Für den vernünftigen Konsumenten ist klar, dass er auch nach einem Lieferantenwechsel weiterhin wie bisher aus dem bestehenden Stromnetz beziehen wird. Vor diesem Hintergrund scheint es unmöglich, dass mehr als ein sehr kleiner Teil der Zielpublikum bei der Werbung für "Ökostrom" wirklich in Betracht zieht, dass die Antragsgegnerin dafür sorgt, dass die von ihr aus dem Stromnetz bezogene Elektrizität direkt aus einer Quelle erneuerbarer Energien bezogen wird.

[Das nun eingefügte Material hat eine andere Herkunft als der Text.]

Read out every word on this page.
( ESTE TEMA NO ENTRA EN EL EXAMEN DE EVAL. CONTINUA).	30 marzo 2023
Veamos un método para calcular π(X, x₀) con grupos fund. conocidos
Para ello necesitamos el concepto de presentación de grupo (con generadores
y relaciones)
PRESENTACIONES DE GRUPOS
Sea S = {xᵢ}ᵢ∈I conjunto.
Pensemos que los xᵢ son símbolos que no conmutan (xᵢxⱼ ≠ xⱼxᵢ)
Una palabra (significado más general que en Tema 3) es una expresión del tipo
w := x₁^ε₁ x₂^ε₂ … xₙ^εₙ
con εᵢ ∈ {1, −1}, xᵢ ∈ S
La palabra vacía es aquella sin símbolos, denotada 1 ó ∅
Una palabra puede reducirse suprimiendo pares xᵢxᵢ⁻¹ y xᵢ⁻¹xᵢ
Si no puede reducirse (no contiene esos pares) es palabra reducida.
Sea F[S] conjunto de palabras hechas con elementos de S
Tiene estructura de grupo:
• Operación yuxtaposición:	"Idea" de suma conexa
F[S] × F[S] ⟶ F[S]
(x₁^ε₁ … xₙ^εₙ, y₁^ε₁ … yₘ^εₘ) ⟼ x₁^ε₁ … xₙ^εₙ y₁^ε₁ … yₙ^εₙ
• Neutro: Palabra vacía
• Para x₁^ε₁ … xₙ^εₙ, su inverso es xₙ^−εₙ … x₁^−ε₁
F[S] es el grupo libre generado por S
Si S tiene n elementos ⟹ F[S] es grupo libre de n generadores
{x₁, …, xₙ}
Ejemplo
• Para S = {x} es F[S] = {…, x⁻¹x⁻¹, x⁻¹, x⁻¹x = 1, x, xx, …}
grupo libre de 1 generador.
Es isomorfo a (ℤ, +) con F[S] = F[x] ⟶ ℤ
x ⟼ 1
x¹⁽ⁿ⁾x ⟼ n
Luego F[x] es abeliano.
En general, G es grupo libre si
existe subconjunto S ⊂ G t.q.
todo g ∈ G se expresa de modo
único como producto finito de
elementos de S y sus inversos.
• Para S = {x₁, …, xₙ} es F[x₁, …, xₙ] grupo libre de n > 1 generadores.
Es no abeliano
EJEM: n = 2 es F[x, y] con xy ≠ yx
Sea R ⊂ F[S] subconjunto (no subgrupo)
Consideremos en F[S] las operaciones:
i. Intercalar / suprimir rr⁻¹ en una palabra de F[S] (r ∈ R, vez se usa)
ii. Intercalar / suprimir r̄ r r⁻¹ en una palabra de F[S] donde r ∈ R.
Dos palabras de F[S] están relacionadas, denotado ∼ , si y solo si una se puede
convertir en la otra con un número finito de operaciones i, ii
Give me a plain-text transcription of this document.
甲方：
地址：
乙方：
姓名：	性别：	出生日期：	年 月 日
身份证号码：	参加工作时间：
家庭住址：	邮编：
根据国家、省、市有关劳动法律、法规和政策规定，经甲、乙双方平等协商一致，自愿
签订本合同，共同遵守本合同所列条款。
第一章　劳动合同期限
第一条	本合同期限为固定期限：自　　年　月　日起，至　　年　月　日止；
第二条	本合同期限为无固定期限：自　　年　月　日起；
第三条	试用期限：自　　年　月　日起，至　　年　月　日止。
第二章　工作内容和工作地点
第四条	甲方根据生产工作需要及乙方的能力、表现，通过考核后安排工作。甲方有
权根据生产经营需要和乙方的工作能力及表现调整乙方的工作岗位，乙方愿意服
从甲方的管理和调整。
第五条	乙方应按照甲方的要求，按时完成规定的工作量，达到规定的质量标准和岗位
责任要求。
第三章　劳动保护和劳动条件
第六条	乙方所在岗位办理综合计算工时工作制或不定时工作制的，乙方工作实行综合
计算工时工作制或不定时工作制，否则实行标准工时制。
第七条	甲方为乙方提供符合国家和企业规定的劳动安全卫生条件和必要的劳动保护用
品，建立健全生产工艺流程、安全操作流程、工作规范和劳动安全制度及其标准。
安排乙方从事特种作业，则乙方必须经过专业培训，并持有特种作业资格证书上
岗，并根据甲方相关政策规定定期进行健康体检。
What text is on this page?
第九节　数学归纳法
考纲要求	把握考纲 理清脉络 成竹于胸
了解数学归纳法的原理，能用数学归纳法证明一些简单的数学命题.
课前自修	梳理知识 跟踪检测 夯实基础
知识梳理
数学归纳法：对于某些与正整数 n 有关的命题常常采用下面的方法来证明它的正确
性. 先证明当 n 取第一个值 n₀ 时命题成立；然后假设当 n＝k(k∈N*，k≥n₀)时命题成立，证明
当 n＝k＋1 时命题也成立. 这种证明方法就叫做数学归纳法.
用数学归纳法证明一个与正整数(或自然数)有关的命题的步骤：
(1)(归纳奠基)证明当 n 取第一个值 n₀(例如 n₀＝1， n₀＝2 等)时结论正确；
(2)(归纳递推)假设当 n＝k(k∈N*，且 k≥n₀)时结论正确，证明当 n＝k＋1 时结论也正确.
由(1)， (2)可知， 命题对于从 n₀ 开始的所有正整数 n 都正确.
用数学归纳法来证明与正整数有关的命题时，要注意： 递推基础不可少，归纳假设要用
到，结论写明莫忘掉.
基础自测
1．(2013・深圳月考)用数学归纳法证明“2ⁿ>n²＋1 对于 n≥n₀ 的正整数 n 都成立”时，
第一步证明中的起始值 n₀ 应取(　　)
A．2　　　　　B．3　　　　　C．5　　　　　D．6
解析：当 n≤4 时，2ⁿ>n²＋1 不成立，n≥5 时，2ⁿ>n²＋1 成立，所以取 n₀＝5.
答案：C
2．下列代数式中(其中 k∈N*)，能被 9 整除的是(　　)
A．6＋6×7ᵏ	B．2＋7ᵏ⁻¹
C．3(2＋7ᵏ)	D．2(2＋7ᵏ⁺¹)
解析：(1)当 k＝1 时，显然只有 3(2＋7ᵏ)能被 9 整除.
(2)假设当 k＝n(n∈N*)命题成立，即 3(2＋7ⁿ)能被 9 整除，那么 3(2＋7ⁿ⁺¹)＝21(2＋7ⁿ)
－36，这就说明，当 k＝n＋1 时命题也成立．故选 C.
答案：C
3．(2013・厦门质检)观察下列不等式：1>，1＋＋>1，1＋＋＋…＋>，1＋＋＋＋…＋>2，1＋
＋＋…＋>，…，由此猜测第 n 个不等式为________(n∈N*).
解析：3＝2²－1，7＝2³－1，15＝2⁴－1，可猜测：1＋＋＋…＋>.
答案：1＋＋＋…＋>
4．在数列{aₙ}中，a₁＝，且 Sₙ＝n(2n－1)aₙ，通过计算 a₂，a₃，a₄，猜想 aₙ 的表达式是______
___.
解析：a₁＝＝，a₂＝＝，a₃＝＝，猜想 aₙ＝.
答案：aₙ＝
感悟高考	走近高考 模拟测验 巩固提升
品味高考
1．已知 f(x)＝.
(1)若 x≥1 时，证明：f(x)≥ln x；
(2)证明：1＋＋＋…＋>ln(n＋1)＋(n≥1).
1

Irreführend, die eine Behauptung nach 8, 5 und 5 UWG begründen könnte, wäre nur dann wahrscheinlich, wenn zumindest 1/4 der Adressaten die angefochtene Werbung so verstehen würden, wie die Anmelderin behauptet, dass sie zu verstehen sei. Auch wenn man davon ausgehen sollte, dass sich ein nicht unbeträchtlicher Teil der Zielgruppe irrt, wenn man denkt, dass im Falle eines Wechsels zum Antragsgegner der in jedem Fall ausschließlich aus regenerativen Energieträgern gewonnene Elektrizitätsbedarf besteht, mangelt es an der kartellrechtlichen Bedeutung eines solchen irreführenden Ansatzes.

Für den Verbraucher, der sich für "Ökostrom" interessiert, ist es unerlässlich, dass er zur Förderung der Energieerzeugung aus regenerativen Energieträgern und zur Unterstützung einer Verlagerung von der Stromerzeugung aus fossilen Energieträgern oder der Atomenergie beitragen will. Er ist jedoch nicht über diese Erwartungen erfreut, denn der Antragsgegner ist im Rahmen der Abnahmen seiner Abnehmer dazu angehalten, den aus regenerativen Energien erzeugten Elektrizitätsstrom in das Stromnetz einzubeziehen.